A/68/156/Add.1
II. Réponses reçues des gouvernements
Allemagne
[Original : anglais]
[25 juin 2013]
Ensemble des questions qui se posent en matière de sécurité informatique
La numérisation des interactions économiques, administratives et personnelles
se poursuit et s’accélère, offrant des perspectives sans précédent, tant aux pays
industrialisés qu’à ceux en développement. Dans le même temps, la dépendance
croissante aux technologies de l’information et des communications crée des
vulnérabilités et des failles systémiques. Elle s’accompagne également d’une
interdépendance inédite de l’ensemble des acteurs, du particulier aux administrations,
en passant par les entreprises. Les cyberattaques prennent aujourd’hui la forme
d’activités malveillantes plus sophistiquées, comme les menaces persistantes
avancées ou les logiciels malveillants très évolués, qui visent des cibles stratégiques.
Guidées par la recherche de profits ou de renseignements visant à contrôler des biens,
des systèmes ou des infrastructures d’importance cruciale, ces activités nuisent
fortement aux gouvernements ainsi qu’à de nombreuses entreprises et organisations, y
compris aux opérateurs d’importance vitale, et sont bien connues pour les difficultés
qu’il y a à les détecter. L’innovation est si rapide qu’elle prend régulièrement de
vitesse les tentatives de sécurisation des technologies existantes. En outre, la relative
facilité avec laquelle on peut se procurer les outils et les procédés malveillants sur le
marché noir ou non réglementé accroît les risques, contre lesquels les méthodes
traditionnellement utilisées en matière de sécurité informatique ne peuvent protéger
nos environnements actuels.
Des pirates hautement compétents consacrent des moyens techniques et
financiers considérables à déceler des failles dans les systèmes informatiques et
télématiques afin de les exploiter à leurs propres fins. La difficulté à identifier avec
fiabilité les auteurs de cyberattaques, qui leur permet de mener des attaques
imputables à d’autres, pose des risques supplémentaires en matière de sécurité, tant
à l’échelon national qu’à l’échelon international, en particulier en raison des erreurs
d’interprétation et d’appréciation qu’elle génère. Il arrive souvent que des intrusions
visant à recueillir des renseignements aient, dans un premier temps, l’apparence
d’intrusions à des fins de destruction, ce qui accroît les risques d’erreur sur les
futures attaques et sur les violations qui peuvent les accompagner quant à
l’interdiction d’employer la force dans les relations internationales.

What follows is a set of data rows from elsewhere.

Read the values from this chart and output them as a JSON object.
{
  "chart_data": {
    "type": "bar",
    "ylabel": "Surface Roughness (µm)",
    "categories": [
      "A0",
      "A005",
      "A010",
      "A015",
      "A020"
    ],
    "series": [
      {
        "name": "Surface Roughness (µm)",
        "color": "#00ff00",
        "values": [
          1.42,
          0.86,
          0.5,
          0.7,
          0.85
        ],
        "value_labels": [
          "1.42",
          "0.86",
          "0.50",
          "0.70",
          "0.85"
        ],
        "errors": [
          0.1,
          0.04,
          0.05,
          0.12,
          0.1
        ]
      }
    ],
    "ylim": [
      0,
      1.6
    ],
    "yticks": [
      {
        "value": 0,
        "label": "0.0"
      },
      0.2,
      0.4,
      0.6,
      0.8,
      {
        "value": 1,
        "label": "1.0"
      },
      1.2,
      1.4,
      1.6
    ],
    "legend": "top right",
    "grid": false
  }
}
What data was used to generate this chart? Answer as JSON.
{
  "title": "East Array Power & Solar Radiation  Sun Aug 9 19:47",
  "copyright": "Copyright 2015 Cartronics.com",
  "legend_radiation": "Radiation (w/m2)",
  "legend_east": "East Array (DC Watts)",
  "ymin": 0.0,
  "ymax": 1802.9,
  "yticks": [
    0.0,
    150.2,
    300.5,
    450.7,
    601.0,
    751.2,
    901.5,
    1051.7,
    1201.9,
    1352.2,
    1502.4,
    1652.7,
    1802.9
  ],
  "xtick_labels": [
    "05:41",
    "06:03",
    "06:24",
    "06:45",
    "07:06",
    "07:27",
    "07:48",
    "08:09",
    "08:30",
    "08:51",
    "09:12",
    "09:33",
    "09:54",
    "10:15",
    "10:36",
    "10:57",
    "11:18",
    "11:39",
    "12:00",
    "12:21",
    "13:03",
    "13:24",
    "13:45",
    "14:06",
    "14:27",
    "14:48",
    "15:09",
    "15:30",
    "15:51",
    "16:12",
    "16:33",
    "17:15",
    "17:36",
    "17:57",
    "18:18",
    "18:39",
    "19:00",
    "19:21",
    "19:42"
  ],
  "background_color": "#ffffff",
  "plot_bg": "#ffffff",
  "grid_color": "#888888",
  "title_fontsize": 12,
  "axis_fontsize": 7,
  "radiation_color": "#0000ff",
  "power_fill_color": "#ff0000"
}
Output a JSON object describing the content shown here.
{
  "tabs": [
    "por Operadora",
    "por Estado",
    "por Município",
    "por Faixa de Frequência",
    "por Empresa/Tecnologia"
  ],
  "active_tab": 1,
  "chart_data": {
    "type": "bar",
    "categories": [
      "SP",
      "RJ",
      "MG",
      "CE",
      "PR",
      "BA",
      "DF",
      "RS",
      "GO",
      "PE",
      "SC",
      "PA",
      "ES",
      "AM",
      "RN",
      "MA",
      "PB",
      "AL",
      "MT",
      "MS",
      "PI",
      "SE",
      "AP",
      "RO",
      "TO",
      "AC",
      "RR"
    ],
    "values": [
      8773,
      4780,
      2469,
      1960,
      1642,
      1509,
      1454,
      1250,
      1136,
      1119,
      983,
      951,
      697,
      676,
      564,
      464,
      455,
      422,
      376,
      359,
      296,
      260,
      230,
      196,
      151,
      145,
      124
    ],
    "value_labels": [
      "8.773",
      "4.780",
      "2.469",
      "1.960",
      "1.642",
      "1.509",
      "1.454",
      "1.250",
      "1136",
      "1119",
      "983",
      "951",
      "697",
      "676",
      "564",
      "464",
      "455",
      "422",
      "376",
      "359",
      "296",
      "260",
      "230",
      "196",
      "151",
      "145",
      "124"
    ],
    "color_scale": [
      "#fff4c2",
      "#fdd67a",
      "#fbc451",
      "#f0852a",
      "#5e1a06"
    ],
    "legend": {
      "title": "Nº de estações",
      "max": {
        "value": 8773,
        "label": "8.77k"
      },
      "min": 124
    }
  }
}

L’ambiguïté qui prédomine quant aux règles s’appliquant au cyberespace
accroît l’imprévisibilité qui règne en matière de sécurité de l’information.
Les systèmes de conduite des installations se sont révélés particulièrement
vulnérables aux opérations informatiques malveillantes dans les infrastructures
d’importance cruciale. Il existe des risques élevés de dommages collatéraux
incontrôlables à l’échelle mondiale, y compris d’infection des systèmes de contrôle
industriels susceptible d’avoir des effets destructeurs sur les infrastructures. Une
seule cyberattaque contre des infrastructures de télécommunications centrales pourrait
entraîner plus de perturbations à l’échelle mondiale qu’une attaque physique.